Sotto la superficie, la riserva marina protegge praterie di Posidonia oceanica, gorgonie rosse e una biodiversità che include oltre mille specie di invertebrati marini. Lo snorkeling è possibile in quasi tutte le baie, e i centri di immersione di San José e La Isleta del Moro offrono immersioni guidate fino a trenta metri, dove le pareti vulcaniche sottomarine si coprono di spugne e anemoni.
A terra, il paesaggio è così sorprendente come sotto il mare. Cabo de Gata riceve appena 200 millimetri di pioggia all'anno, il che lo rende il punto più arido dell'Europa continentale. Questa siccità estrema ha generato un ecosistema steppico dove il palmito — l'unica palma autoctona d'Europa — convive con esparteti, fichi d'India e le piteras che segnano i margini dei sentieri. In primavera, dopo le scarse piogge, il deserto fiorisce brevemente e i pendii si tingono di giallo e viola.
Le saline di Cabo de Gata, nell'estremo sud del parco, sono uno degli habitat più importanti del Mediterraneo occidentale per gli uccelli migratori.

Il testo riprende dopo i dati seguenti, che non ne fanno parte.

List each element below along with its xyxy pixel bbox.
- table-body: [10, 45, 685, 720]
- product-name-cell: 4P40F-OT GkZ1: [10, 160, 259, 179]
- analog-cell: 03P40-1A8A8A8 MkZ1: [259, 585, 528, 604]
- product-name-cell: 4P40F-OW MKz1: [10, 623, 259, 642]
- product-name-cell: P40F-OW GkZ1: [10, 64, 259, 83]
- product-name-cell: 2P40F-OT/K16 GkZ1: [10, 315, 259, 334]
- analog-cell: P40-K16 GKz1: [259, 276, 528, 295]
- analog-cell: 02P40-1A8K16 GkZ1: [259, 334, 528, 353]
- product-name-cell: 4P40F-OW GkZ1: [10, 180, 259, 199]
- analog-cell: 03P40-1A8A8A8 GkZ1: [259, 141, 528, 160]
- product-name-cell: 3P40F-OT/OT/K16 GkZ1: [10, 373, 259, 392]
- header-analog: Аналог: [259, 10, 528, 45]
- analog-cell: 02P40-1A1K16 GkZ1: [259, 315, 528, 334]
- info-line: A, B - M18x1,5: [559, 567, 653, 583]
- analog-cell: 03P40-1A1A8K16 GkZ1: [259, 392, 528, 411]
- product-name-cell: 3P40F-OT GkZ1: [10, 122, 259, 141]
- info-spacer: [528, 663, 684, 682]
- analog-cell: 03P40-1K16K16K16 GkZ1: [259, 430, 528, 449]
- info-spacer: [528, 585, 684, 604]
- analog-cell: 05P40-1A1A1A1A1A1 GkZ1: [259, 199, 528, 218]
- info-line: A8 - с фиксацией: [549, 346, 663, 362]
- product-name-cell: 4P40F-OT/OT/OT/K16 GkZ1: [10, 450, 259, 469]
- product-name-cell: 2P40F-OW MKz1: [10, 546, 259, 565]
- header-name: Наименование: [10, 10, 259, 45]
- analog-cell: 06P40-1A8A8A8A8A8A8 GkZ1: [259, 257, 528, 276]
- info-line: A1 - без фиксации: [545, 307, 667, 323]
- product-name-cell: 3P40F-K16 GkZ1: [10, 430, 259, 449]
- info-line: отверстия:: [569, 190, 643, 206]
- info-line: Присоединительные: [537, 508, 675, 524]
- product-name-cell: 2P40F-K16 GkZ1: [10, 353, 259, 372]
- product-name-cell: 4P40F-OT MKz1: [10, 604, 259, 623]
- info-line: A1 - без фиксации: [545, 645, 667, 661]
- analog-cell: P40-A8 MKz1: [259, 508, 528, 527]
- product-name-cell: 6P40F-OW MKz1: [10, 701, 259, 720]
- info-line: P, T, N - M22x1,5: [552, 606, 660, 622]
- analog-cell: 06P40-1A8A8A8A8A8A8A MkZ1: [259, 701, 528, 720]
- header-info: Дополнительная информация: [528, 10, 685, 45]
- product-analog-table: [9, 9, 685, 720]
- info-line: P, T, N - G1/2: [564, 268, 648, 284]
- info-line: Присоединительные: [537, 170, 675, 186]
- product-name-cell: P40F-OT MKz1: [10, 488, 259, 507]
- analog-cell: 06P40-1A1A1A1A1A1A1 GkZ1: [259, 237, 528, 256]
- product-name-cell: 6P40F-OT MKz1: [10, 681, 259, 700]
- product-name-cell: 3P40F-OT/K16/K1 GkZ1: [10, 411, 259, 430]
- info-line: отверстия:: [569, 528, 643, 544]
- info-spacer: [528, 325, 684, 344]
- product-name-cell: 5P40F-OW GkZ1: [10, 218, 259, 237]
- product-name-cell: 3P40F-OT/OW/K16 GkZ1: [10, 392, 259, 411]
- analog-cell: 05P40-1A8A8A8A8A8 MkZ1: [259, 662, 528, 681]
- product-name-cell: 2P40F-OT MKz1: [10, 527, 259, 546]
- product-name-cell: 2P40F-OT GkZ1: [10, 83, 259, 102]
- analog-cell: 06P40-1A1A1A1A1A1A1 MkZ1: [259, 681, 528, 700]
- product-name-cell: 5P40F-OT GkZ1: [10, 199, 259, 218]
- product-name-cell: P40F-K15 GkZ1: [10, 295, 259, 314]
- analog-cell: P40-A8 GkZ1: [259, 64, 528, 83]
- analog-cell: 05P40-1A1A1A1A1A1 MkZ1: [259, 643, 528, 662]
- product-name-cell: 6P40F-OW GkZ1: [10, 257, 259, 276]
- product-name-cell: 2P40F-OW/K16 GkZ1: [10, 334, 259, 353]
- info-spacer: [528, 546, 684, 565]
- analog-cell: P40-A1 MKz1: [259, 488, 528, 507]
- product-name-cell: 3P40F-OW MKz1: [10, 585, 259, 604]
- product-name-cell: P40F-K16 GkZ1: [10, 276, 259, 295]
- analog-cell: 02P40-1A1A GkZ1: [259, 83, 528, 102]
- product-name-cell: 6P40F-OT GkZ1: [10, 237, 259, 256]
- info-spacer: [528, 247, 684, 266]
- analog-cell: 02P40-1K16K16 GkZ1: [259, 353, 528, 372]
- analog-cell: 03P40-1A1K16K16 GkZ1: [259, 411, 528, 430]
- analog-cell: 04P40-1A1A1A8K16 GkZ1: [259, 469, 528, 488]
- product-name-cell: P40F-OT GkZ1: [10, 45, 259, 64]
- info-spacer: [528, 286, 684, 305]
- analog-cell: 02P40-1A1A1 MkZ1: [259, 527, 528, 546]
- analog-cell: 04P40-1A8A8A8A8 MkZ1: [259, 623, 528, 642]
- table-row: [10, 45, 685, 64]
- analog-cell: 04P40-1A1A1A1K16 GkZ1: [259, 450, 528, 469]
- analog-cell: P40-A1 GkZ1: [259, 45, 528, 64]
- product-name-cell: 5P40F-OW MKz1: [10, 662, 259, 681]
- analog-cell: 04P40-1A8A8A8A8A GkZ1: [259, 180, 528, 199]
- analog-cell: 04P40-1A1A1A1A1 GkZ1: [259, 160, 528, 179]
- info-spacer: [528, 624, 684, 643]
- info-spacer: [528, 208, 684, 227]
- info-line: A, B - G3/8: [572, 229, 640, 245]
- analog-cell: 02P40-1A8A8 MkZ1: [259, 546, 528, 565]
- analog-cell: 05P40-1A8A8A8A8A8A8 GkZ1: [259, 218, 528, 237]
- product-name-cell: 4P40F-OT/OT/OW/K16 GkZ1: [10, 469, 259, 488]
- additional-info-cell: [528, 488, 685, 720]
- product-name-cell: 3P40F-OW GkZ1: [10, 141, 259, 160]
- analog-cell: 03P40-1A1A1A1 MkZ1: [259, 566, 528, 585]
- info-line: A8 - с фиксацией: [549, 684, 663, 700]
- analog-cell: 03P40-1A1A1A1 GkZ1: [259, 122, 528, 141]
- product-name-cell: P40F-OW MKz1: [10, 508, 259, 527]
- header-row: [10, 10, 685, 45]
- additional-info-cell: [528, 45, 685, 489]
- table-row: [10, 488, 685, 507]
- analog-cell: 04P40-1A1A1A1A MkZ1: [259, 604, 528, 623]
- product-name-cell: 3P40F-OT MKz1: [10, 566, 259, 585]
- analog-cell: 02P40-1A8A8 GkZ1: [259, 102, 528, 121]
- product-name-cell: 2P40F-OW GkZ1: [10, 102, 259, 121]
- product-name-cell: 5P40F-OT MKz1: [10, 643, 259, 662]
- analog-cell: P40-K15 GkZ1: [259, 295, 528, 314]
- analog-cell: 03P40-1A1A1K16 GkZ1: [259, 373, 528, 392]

Tra ottobre e marzo, centinaia di fenicotteri rosa si nutrono nelle lagune poco profonde insieme a avocette, cicogne nane e correlimos. Le saline continuano a produrre sale in modo artigianale, un mestiere che risale all'epoca fenicia.
I paesi del parco conservano un'architettura e un ritmo di vita che lo sviluppo urbanistico della costa spagnola non è riuscito ad alterare completamente. San José funziona come base logistica con ristoranti, alloggi e servizi di noleggio kayak. La Isleta del Moro mantiene il suo carattere di villaggio di pescatori con appena alcune decine di case intonacate. Agua Amarga offre un ambiente più sofisticato senza perdere la scala umana. E Las Negras, ai piedi di una montagna vulcanica nera, combina chiringuitos da spiaggia con accesso alle baie più remote.
Attraversare la costa in kayak è uno dei migliori modi per comprendere la dimensione del parco. Da San José a Los Escullos, la costa si sussegue in una sequenza di scogliere dorate, grotte marine e spiagge senza accesso stradale. È anche possibile esplorare l'interior con mountain bike su sentieri forestali che attraversano ramblas secche e cortijadas abbandonate, o seguire i sentieri segnalati che collegano i paesi alle baie.
Cabo de Gata dimostra che l'aridità non è sinonimo di vuoto. Al contrario: nella siccità estrema, ogni goccia d'acqua, ogni cespuglio di esparto, ogni baia riparata dal vento acquista un valore che i paesaggi più verdi a volte nascondono. È un luogo dove il Mediterraneo si mostra nella sua versione più nuda e, per questo stesso motivo, più onesta.